"And also [I am going to] try using the Potato Wine for Jerusalem Artichokes which I also raise here. " Linda Roberts, Georgia.
The Jerusalem artichoke (Helianthus tuberosus) is a native American species of sunflower. The plant is covered with sunflower-like flowers in late summer which can be use to make wine using either of the Sunflower Wines recipes. Jerusalem artichokes grow in dense clusters in the South and develop tubers in their roots that are usually harvested after the first frost. They are an exceptional food, both raw and cooked, and make a pretty darned good wine.

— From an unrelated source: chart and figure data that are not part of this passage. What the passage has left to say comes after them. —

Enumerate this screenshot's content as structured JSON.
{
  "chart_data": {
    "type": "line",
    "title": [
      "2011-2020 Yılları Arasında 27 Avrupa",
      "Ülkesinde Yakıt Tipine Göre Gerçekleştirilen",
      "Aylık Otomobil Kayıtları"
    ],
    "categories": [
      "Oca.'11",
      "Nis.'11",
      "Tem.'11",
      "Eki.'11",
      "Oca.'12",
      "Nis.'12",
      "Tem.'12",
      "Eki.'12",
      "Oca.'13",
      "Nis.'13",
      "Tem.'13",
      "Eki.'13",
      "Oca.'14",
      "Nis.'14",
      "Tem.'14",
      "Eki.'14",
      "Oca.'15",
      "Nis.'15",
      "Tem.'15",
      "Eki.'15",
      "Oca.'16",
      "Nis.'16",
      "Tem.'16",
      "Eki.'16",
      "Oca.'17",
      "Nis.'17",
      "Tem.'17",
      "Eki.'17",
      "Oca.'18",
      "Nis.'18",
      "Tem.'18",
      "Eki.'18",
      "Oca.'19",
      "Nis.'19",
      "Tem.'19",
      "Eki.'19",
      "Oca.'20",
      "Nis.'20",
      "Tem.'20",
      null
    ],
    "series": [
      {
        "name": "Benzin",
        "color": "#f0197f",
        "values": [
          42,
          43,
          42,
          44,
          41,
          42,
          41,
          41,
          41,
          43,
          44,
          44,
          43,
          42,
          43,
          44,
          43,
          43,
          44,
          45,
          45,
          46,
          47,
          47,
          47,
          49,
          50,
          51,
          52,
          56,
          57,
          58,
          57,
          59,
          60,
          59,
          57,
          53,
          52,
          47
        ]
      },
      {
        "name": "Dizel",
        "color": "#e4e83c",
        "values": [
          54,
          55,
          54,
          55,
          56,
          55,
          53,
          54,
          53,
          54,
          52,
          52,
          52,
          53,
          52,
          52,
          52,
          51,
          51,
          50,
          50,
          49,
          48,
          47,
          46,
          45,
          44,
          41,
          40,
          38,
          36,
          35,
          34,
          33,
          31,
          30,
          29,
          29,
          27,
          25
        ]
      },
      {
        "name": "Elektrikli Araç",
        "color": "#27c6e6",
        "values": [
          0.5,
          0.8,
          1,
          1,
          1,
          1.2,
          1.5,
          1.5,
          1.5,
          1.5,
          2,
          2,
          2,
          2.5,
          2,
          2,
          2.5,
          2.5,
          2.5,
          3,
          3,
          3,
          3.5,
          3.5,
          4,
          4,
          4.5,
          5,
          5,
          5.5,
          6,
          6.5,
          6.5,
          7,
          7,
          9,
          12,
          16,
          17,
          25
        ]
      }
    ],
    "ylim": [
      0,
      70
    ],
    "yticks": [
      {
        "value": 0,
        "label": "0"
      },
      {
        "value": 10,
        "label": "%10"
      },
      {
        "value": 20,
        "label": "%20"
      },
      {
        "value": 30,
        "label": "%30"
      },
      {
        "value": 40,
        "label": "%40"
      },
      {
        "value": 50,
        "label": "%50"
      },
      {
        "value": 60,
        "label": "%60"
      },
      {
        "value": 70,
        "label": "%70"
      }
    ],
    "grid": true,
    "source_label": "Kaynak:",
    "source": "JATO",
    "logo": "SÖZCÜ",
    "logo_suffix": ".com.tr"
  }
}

Scrub Jerusalem artichoke tubers, do not peel. Boil tubers in about 7 pints of water until tender. Remove the Jerusalem artichokes for other uses and retain the water for the wine. Put sugar in the water, along with the thinly peeled rinds (no pith, please) of the lemons and oranges and their juice. Thinly slice the ginger root and add to water. Bring to boil, reduce heat, and simmer 15-20 minutes while stirring to dissolve sugar. Remove from heat and strain water into primary. Cover with sterile cloth and allow to cool to room temperature. Add pectic enzyme and yeast nutrient, stir, recover and set aside for 12 hours. Add activated wine yeast and ferment 7 days, stirring daily. Siphon into secondary, affix airlock and set aside to ferment out. Rack after 60 days, top up and reattach airlock. When wine clears, rack again, top up and reattach airlock. Rack again after 2 months and again 2 months later. Stabilize, sweeten if desired, allow to set 14 days to ensure fermentation does not restart, and rack into bottles. [Author's own recipe]
My thanks to Linda Roberts of Georgia for this request.